The Credit and Investments Ombudsman (CIO) (until 2014 known as the Credit Ombudsman Service) was an Australian alternative dispute resolution or ombudsman that helped settle disputes between consumers and financial credit providers. The organisation was replaced with the Australian Financial Complaints Authority (AFCA) in 2018.

==History==
The Credit and Investments Ombudsman was first established as the Mortgage Industry Ombudsman Service Limited (MIOS) on 18 June 2003 as an EDR (External Dispute Resolution, known in other regions as Alternative dispute resolution (ADR)) scheme.

It was established in 2003 as a result of the Mortgage & Finance Association of Australia ('MFAA') self-regulation, originally called the Mortgage Industry Ombudsman Scheme (MIOS). It later expanded its remit to include non-bank lending and other credit services, changing its name to the Credit Ombudsman Service Limited (COSL) in 2004 to reflect this broader jurisdiction. In November 2014 the scheme name was changed to the Credit and Investments Ombudsman.

CIO was an approved EDR scheme under scheme approved by ASIC's Regulatory Guide RG 139 and its services were free for consumers.
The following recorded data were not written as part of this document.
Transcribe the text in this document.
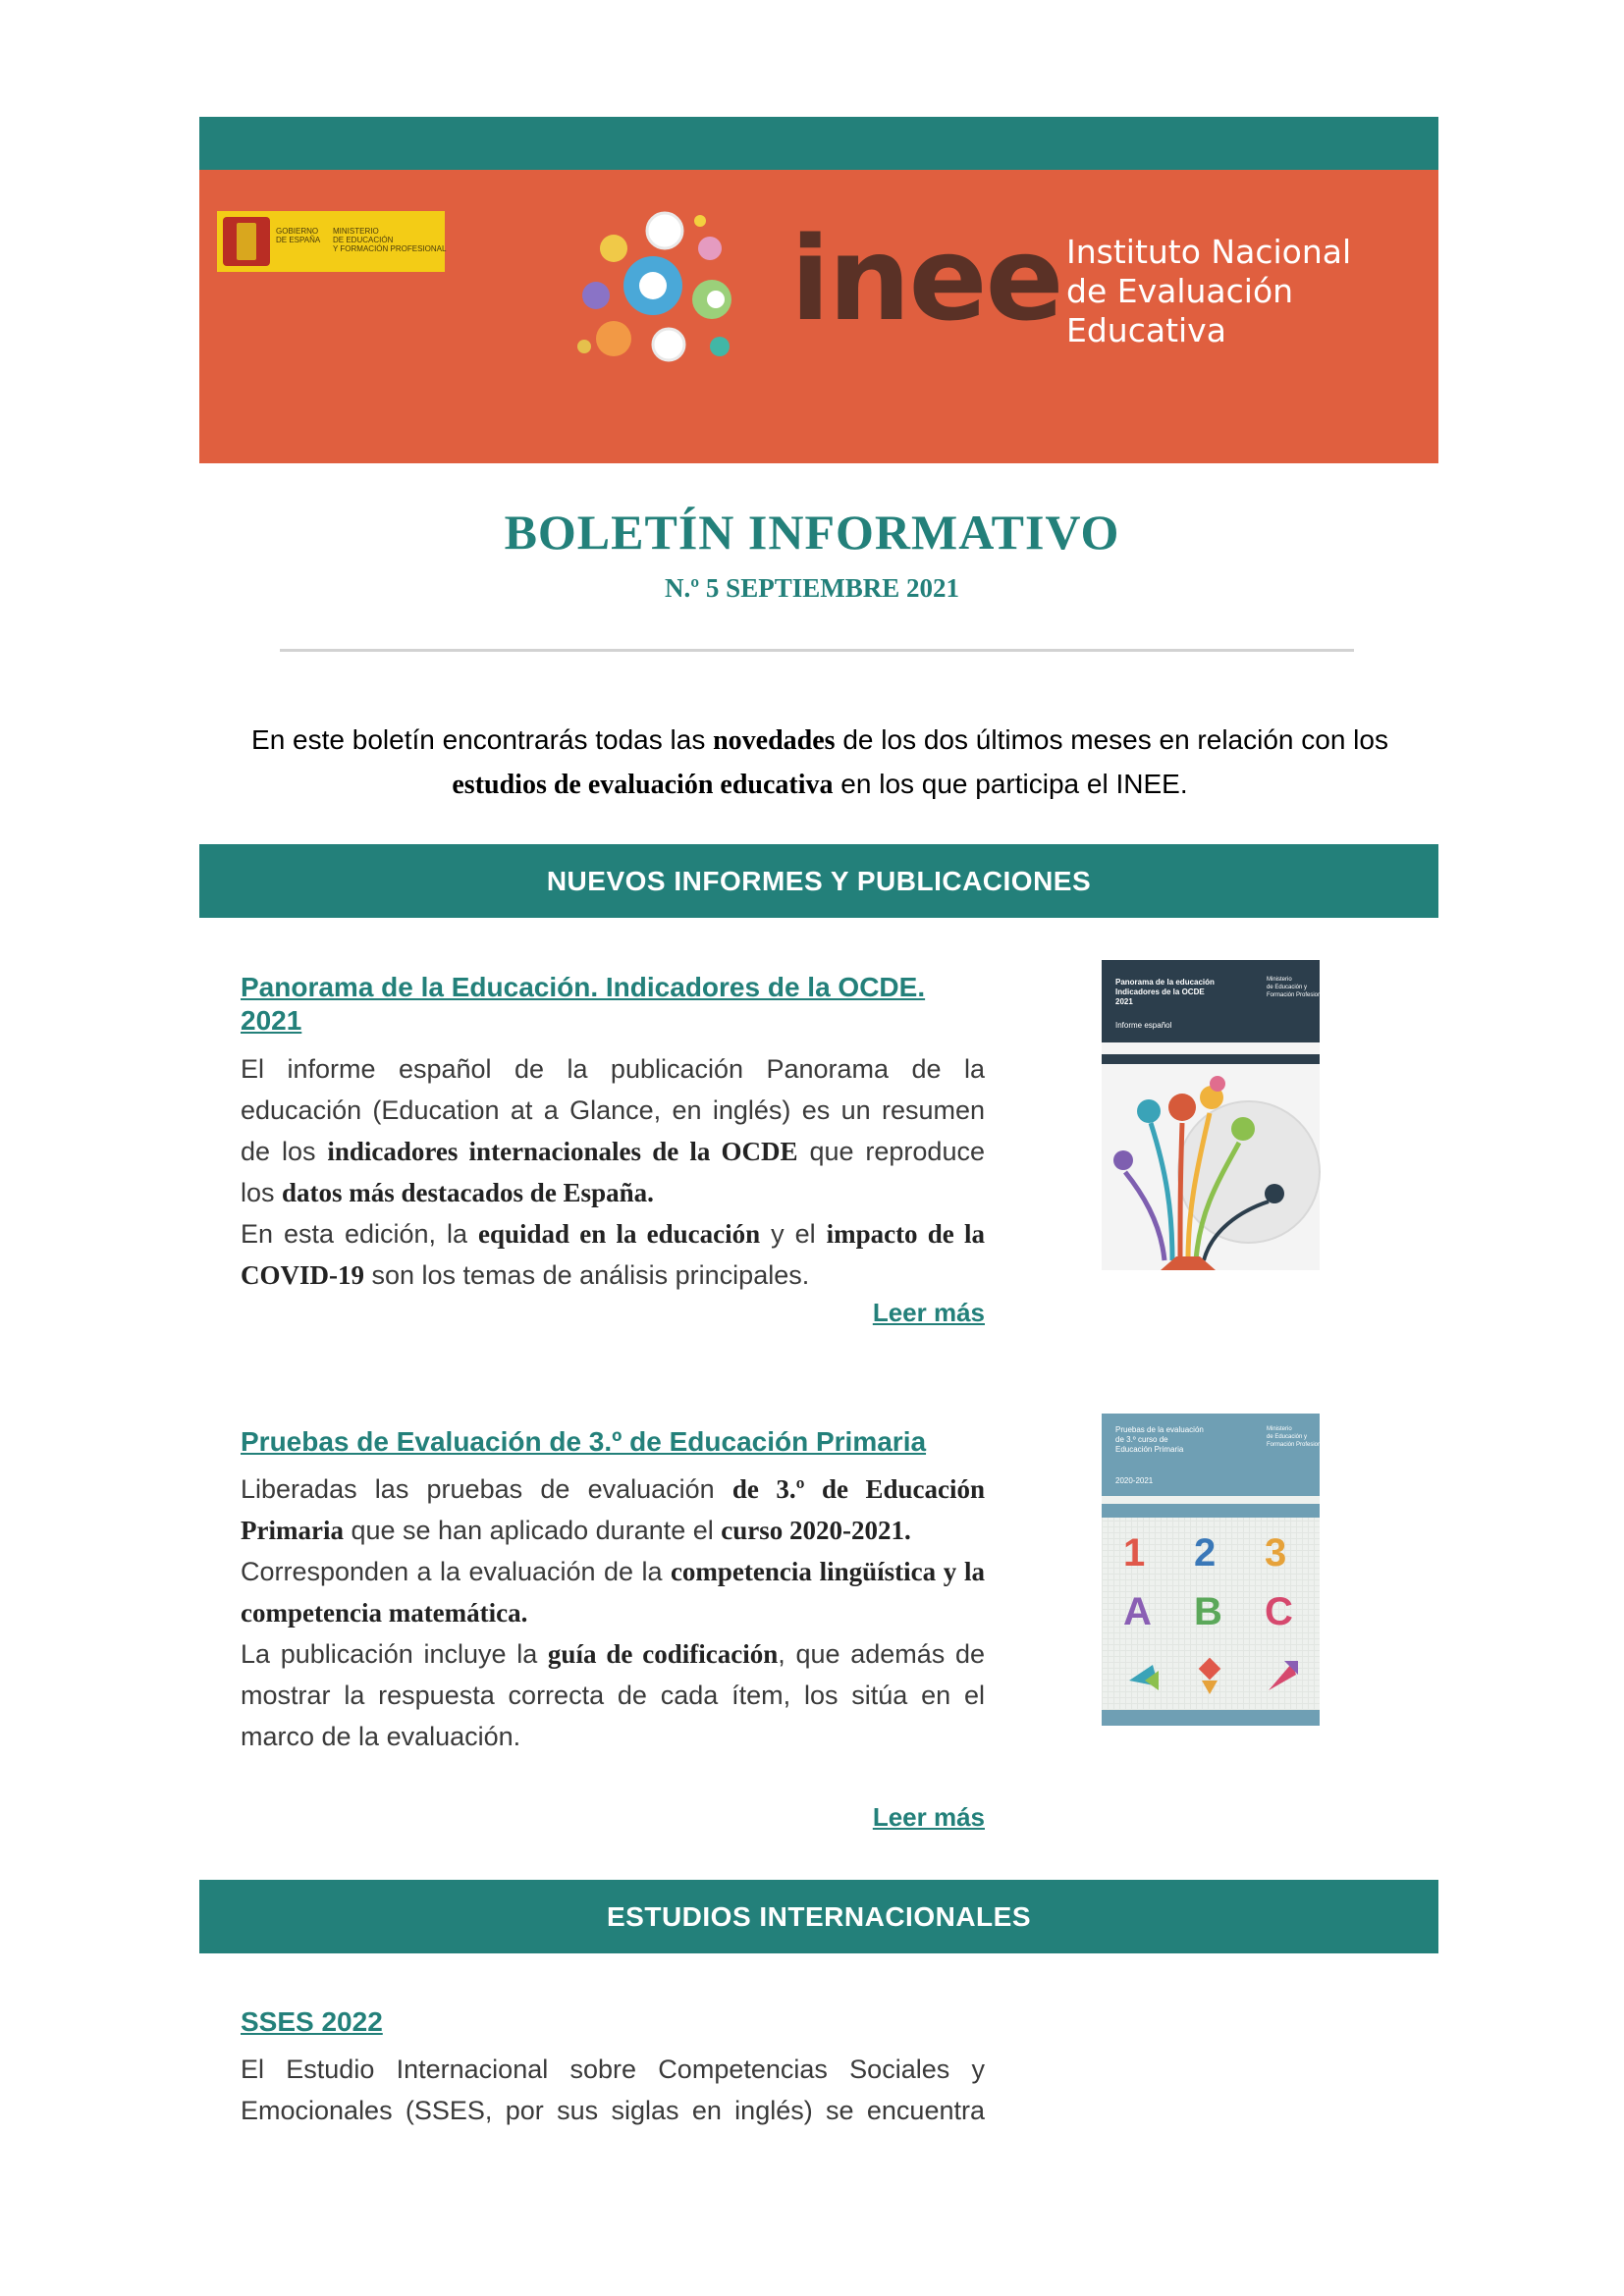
GOBIERNO
DE ESPAÑA
MINISTERIO
DE EDUCACIÓN
Y FORMACIÓN PROFESIONAL	inee Instituto Nacional
de Evaluación
Educativa
BOLETÍN INFORMATIVO
N.º 5 SEPTIEMBRE 2021
En este boletín encontrarás todas las novedades de los dos últimos meses en relación con los estudios de evaluación educativa en los que participa el INEE.
NUEVOS INFORMES Y PUBLICACIONES
Panorama de la Educación. Indicadores de la OCDE. 2021

El informe español de la publicación Panorama de la educación (Education at a Glance, en inglés) es un resumen de los indicadores internacionales de la OCDE que reproduce los datos más destacados de España.

En esta edición, la equidad en la educación y el impacto de la COVID-19 son los temas de análisis principales.

Leer más
Panorama de la educación
Indicadores de la OCDE
2021
Informe español
Ministerio
de Educación y
Formación Profesional
Pruebas de Evaluación de 3.º de Educación Primaria

Liberadas las pruebas de evaluación de 3.º de Educación Primaria que se han aplicado durante el curso 2020-2021.

Corresponden a la evaluación de la competencia lingüística y la competencia matemática.

La publicación incluye la guía de codificación, que además de mostrar la respuesta correcta de cada ítem, los sitúa en el marco de la evaluación.

Leer más
Pruebas de la evaluación
de 3.º curso de
Educación Primaria
2020-2021
Ministerio
de Educación y
Formación Profesional
1 2 3
A B C
ESTUDIOS INTERNACIONALES
SSES 2022
El Estudio Internacional sobre Competencias Sociales y Emocionales (SSES, por sus siglas en inglés) se encuentra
Funding was sourced from a combination of its membership fees and complaint fees paid by its participating Members. CIO could award compensation up to a maximum of $309,000 and other remedies, such as an apology, could be required.

On 1 November 2018, the Australian Financial Complaints Authority (AFCA) launched as the one ombudsman service for all financial complaints, replacing the Credit and Investment Ombudsman and two other predecessor schemes, the Financial Ombudsman Service and the Superannuation Complaints Tribunal.

== Complaints ==
=== Consideration ===
CIO considered complaints or disputes about its participating Members' concerning their products and services, such as mortgages, credit products, financial planning, managed investment, insurance and deposit taking (savings).

CIO resolves disputes in a non-adjudicative means through conciliation, although the actual Ombudsman could make a decision which was binding on the member (a Determination). Like all ASIC RG 139 approved schemes, Determinations could be made by the Ombudsman to bind Members but not complainants.

CIO's conciliation process was both inquisitorial and consensus-based and focused on producing a mutually satisfactory outcome. Both Members and consumers were afforded an equal opportunity to put forward their cases. This was intended to ensure procedural fairness and promote effective dispute resolution.

=== Coverage ===
The Credit and Investments Ombudsman covered complaints for consumers if they have dealt with a participating Member of CIO as:
- a borrower or prospective borrower
- a loan guarantor or prospective guarantor
- or have in any way sought the services of a Member in the ordinary course of their business in the credit marketplace.

=== Cost ===
There was no fee for individuals or small businesses when making a complaint all costs were covered by the scheme members.